We think you will betray us. We think when you will have to choose, you will choose him. We think this is not the time for women to be with men. We think it is more than difficult. We think it is dangerous. To you. And also to us. (22)

The Woman's (and Metzger's) attempt to tell this new story, then, not only flies in the face of common sense and an interminable history of women being the booty, the survivors, and the widows of war, but also implicates how Metzger positions herself as a feminist. The Chorus attacks both Ada for presenting herself at the General's house and the Woman—the novel's designated writer—for wishing to suggest that it might be possible to redeem male oppressors through the very heterosexual relations that many feminists viewed as an instrument of their own oppression.

Chorus. Every country is an occupied country. Every woman is an occupied territory. Every woman knows the enemy. Every woman who sleeps with a man sleeps with the general.

The Woman. It's not true.

The Chorus. You know it's true. You've volunteered for the enemy's bed. (18-19)

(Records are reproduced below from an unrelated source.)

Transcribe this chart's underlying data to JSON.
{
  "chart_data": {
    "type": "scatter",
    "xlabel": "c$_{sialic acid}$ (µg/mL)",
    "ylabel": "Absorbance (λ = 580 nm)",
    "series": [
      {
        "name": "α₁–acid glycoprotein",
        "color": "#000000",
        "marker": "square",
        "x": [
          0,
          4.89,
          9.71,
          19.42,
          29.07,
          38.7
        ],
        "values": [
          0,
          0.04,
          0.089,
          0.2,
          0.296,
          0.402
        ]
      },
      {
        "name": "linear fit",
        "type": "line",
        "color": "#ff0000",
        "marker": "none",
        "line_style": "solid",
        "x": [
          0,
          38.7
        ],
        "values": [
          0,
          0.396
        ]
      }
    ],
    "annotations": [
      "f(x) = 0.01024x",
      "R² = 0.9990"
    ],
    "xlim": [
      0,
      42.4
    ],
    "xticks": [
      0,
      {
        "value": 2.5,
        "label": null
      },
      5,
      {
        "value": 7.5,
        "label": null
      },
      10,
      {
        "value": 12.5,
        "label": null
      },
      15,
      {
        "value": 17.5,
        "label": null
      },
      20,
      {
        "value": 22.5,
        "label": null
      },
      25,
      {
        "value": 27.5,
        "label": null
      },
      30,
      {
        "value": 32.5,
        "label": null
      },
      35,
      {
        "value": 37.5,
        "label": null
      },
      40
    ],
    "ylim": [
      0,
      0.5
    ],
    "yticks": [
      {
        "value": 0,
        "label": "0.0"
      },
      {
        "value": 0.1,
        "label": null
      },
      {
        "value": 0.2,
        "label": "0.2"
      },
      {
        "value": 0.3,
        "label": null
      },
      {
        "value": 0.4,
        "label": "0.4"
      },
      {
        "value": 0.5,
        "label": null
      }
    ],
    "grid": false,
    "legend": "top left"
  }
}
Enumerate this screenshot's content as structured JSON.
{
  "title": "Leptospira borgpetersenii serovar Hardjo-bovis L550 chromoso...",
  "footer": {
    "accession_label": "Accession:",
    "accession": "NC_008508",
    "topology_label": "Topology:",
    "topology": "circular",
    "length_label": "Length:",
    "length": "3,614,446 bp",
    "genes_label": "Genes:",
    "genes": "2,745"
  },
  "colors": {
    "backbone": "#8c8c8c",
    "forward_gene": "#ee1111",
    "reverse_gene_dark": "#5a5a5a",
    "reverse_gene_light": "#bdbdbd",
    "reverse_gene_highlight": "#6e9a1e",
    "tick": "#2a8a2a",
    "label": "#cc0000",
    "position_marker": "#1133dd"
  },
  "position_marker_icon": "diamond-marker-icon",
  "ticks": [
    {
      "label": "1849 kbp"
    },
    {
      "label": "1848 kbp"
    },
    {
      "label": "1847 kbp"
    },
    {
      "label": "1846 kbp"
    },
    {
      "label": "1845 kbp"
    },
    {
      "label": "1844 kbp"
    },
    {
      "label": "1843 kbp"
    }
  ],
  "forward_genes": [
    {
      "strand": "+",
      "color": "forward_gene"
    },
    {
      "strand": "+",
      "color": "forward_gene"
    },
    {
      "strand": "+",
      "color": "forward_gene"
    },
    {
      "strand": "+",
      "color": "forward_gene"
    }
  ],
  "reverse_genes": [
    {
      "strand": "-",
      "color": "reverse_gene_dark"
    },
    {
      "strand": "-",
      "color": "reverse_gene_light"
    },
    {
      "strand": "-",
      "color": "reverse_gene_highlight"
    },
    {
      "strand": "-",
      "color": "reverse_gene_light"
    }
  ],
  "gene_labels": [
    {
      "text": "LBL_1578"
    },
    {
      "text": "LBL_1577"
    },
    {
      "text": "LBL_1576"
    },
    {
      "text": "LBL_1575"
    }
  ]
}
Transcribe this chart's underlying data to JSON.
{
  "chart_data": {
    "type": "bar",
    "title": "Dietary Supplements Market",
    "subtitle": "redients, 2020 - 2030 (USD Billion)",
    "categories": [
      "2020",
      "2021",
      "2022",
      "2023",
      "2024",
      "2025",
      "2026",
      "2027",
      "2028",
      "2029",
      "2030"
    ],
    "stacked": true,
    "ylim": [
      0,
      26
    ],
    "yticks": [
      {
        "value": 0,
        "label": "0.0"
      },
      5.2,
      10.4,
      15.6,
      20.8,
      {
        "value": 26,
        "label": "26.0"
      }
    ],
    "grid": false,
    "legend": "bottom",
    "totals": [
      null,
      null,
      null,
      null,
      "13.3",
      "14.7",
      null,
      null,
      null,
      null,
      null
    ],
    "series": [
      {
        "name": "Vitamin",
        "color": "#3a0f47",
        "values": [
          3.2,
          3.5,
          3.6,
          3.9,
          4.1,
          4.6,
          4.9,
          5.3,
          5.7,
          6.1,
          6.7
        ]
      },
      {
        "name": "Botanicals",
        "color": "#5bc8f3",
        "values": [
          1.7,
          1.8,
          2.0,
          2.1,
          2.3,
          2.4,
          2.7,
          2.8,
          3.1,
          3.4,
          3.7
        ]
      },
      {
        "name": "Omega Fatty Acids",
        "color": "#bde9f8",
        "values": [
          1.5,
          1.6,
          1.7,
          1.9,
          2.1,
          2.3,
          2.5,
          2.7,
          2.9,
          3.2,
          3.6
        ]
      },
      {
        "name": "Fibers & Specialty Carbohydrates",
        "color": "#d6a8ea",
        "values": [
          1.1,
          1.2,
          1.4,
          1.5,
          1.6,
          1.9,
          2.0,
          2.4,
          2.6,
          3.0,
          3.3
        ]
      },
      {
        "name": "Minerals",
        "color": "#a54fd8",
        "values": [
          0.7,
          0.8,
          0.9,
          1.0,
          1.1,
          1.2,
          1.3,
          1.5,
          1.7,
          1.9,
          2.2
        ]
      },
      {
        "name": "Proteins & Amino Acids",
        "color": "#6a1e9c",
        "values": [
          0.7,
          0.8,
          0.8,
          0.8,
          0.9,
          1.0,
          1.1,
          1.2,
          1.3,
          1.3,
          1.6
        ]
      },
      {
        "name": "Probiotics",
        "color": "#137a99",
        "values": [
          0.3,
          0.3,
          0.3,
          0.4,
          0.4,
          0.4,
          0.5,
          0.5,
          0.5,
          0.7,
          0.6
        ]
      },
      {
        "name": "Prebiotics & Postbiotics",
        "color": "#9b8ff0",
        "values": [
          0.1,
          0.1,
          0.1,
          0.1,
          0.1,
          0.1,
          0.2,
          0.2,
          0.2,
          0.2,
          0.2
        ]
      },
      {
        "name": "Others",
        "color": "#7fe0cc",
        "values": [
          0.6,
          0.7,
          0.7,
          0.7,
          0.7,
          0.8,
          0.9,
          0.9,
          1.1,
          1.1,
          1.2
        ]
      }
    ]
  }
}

Shortly after I began rereading this novel, a friend forwarded me an email announcing the Lysistrata Project. On March 10, 2003, actors in hundreds of cities around the world would, according to the email, perform public readings of Aristophanes’
Lysistrata,
after which their audiences would discuss the play's relevance to the (then) threatening war against Iraq. The email openly fantasized the wives of all the leaders in both governments withholding sex in order to promote a diplomatic solution, but the underlying assumption of such a fantasy, viz., that the leaders’ wives, being women, would likely oppose war in the first place, struck me as unwarranted, notwithstanding the thirteen-point gender gap (as reported in early March) in attitudes towards the war. Moreover, the March 10 readings—which took place in more than a thousand locations—constituted yet another moment of determined, global protest against the war that did not claim to be gender-based. Indeed, Katha Pollit quotes Sharron Bower, one of the New York actors who dreamed up the idea in the first place, as saying, “Nobody can resist an ancient Greek dick joke.” As Pollit put it, “What a pleasure it was to have fun, vitality, humor and sex on our side, not to mention the literary canon, the glory that was Greece and the majority of the world's population, and leave the other side stuck with Confederate flags, Bible study and bigoted prom queens like Ann Coulter."

"Fun, vitality, humor and sex” might be a fair representation of the play, but most classical scholars must have been a bit surprised to find it being used to make an anti-war gesture resting on the apparent assumption that women are naturally opposed to war. While scholars note that Aristophanes, a conservative landowner, opposed the Pelopennesian war, they also suggest that he wrote
Lysistrata
to “exorcise” (as Eva Cantarella puts it) the tragedy of the decline of Athens’ polis, and so depicted Athenian men, “reduced to pure animality,” as forgetting fatherland and honor when they give in to the sexual extortion of women (70). The play, that is, shows them ending the war, but for the wrong—or rather, through lack of—reason, as if to say, this is how low we've fallen: that we are so beyond reason, which would require us ending the war, that only an appeal to our base animal instincts can stop the war.